Bogor, Denting.id – Puluhan aktivis berbusana serba hitam menggelar Aksi Kamisan di pelataran Tugu Kujang, Jalan Pajajaran, Kota Bogor, Kamis (4/9/2025) sore. Mereka berdiri membentuk barisan rapi, membawa bunga, poster wajah korban kekerasan negara, serta payung hitam sebagai simbol duka dan perlawanan senyap terhadap menyempitnya ruang sipil di Indonesia.
Aksi ini digelar sebagai respons atas tragedi 28 Agustus 2025, ketika seorang pengemudi ojek online (ojol) tewas setelah dilindas kendaraan taktis aparat saat demonstrasi. Peristiwa itu memicu kembali kritik keras terhadap tindakan represif negara.
“Kami berdiri di sini dalam diam, tapi suara kami jelas: menuntut pertanggungjawaban negara atas kekerasan yang terus berulang,” ujar salah satu peserta aksi.
Tanpa teriakan lantang, aksi ini tetap menarik perhatian warga yang melintas. Kesenyapan yang ditampilkan justru menyampaikan pesan kuat: rakyat tidak lupa dan tidak akan diam.
Dalam pernyataan sikap, peserta membacakan Sepuluh Tuntutan Rakyat (Sepultura), di antaranya:
1. Bebaskan seluruh demonstran yang ditahan di berbagai wilayah Indonesia.
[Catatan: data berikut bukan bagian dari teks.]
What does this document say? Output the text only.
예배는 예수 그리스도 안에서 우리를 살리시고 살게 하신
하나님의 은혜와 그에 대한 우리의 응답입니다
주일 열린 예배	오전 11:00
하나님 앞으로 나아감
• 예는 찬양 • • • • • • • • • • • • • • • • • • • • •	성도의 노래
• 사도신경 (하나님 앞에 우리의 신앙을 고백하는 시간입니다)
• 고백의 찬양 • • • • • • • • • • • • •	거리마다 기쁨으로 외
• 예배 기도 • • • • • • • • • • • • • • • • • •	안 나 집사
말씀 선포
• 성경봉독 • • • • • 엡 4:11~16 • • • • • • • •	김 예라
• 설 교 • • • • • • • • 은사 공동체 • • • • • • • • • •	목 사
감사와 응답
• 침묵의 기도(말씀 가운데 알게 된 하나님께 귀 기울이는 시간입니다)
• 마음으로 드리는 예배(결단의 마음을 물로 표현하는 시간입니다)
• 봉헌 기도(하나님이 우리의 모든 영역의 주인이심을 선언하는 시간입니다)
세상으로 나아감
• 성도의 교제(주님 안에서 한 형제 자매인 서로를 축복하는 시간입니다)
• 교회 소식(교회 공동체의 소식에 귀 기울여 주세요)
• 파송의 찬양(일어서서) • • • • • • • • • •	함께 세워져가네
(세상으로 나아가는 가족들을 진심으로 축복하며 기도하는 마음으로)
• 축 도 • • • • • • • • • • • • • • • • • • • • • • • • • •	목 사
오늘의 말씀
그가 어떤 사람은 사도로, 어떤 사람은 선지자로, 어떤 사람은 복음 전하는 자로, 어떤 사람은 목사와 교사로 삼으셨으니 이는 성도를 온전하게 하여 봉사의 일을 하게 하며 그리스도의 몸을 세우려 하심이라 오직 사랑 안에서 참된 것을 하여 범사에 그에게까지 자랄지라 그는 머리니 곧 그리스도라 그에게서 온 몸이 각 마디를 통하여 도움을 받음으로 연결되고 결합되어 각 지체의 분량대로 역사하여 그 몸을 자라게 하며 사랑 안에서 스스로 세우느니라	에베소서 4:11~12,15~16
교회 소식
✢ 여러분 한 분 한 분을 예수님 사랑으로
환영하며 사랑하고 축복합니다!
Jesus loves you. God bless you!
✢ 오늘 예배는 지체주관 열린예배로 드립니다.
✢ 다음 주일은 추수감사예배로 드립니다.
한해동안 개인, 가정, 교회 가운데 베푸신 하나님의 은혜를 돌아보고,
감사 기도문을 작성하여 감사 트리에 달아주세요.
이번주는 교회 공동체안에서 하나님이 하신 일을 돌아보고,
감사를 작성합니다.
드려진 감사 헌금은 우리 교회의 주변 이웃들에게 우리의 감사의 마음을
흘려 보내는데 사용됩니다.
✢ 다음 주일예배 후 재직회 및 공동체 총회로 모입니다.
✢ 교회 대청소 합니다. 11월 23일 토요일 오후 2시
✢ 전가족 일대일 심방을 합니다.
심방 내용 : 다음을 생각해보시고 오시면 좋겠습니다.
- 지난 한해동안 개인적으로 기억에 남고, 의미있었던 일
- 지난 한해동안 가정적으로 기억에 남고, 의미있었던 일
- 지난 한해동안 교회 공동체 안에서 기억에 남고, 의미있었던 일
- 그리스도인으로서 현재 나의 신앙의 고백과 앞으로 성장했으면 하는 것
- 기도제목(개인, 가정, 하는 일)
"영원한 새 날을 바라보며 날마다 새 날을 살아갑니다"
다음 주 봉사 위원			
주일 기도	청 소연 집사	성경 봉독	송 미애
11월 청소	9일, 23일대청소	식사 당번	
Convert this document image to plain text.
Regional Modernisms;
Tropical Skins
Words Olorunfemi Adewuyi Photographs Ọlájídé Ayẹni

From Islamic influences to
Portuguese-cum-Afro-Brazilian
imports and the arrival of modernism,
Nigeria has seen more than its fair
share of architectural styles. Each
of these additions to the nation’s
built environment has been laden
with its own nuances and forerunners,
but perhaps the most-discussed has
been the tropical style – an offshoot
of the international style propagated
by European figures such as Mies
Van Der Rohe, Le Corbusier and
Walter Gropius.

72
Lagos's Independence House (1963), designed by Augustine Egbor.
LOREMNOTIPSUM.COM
2. Presiden dan Kapolri bertanggung jawab penuh atas kekerasan aparat.
3. Hentikan sikap represif dan brutal dalam penanganan demonstrasi.
4. Copot Kapolri Listyo Sigit Prabowo yang gagal mereformasi Polri.
5. Bentuk tim independen untuk menyelidiki tragedi 28 Agustus 2025 dan pelanggaran HAM lainnya.
6. Tindak tegas anggota DPR RI yang memicu kemarahan publik dan mencederai etika demokrasi.
7. Penuhi tuntutan demonstran, termasuk pembatalan R-KUHAP, perlindungan lingkungan, masyarakat adat, dan kebijakan ekonomi yang adil.
8. TNI menahan diri dan tidak mencampuri urusan sipil.
9. Komnas HAM aktif menyelidiki pelanggaran HAM serius dan mengawasi pembatasan kebebasan berekspresi.
10. Bubarkan Kementerian HAM yang dinilai gagal menjalankan mandat perlindungan HAM.
Aksi Kamisan juga merilis catatan setahun terakhir (Juli 2024–Juni 2025), di mana tercatat 55 warga tewas akibat kekerasan aparat: 10 karena penyiksaan, 37 akibat pembunuhan di luar hukum, dan 8 karena salah tangkap. Nama-nama korban seperti Gamma di Semarang dan Afif Maulana di Padang disebut sebagai bukti bahwa kekerasan negara masih berlangsung hingga hari ini.
Baca juga : Bupati Rudy Susmanto: Pemkab Bogor Terbuka Terima Aspirasi Masyarakat Secara Damai
“Negara tak boleh terus bersembunyi di balik seragam dan senjata. Ini bukan lagi insiden, tapi kejahatan negara,” tegas salah satu peserta sembari membacakan nama korban.
Aksi ditutup dengan mengheningkan cipta dan pembacaan kutipan perjuangan. Pesannya jelas: rakyat akan terus berdiri, bahkan dalam diam.